Leave a Comment

A few weeks ago, FX put out a report that there were 409 scripted series that were aired in 2015 across broadcast, cable and streaming. It was definitely a new high, and marked the third year of growth across all platforms. But as mountainous as that number may seem, it is positively dwarfed by the amount of unscripted reality shows that aired last year: around 750. And that was just on cable during primetime hours. You may now pick your jaws up off the floor.

Interestingly enough, this number was tallied up by the head of another network, in this case National Geographic Global Networks CEO Courtney Monroe. She delivered the astounding results at this week’s Television Critics Association winter press tour, according to Vox, and also pointed out that roughly 350 of those shows weren’t even around beforehand and made their debut in 2015. You could have spent the entire year watching one new reality show a day and still have had some leftover. Mind-boggling.
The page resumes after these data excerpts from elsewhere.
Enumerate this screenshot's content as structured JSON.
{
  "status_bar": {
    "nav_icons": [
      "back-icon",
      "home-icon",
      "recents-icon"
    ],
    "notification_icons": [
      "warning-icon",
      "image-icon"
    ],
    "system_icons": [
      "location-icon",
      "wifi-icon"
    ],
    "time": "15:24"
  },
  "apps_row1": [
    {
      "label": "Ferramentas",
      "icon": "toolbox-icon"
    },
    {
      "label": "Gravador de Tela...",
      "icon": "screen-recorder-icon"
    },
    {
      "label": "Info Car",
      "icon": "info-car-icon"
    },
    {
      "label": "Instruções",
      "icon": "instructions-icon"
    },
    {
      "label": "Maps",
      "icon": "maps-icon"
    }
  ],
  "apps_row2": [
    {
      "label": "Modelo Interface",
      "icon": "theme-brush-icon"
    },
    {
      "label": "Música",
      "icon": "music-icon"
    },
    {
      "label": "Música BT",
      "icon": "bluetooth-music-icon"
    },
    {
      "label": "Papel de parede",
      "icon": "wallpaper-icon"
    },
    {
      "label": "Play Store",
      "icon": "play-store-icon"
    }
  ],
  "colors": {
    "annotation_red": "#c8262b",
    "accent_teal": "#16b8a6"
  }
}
It would be nearly impossible for a random TV viewer to name all 750 reality shows, even if given all the time in the world, as many of them never attain the popularity or ratings of headline-making shows like Duck Dynasty and the now-defunct 19 Kids and Counting. For instance, you might not ever know that Discovery airs a show called Lost and Sold unless someone on the show got into some kind of a controversial situation, but that doesn’t mean the series doesn’t have its own core fanbase keeping it on the air.

It’s easy to think about shows like Keeping Up with the Kardashians and the Real Housewives franchise and rail against them for pandering to viewers and offering little to enhance the culture. Those points are arguable, but those shows and plenty of other under-the-radar series are extremely cheap to make in comparison to stunt-filled scripted series with ensemble casts like The Walking Dead and Game of Thrones. (Sure, soon-to-end Mythbusters has lots of stunts, but it’s still a lot cheaper to produce.) Plus, they each offer plenty of people jobs within the industry. So from a network standpoint, it’s hard to knock filling the schedule with unscripted fare.

New networks are seemingly always popping up, and the number of streaming outlets is also growing, so it’s likely we won’t see a dip in that number any time soon. Do you guys think there’s too much TV out there? Or maybe too much of a certain kind? Grab a camera and make a show about it, and maybe there’s a cable network out there that will pick it up to air by the end of the year.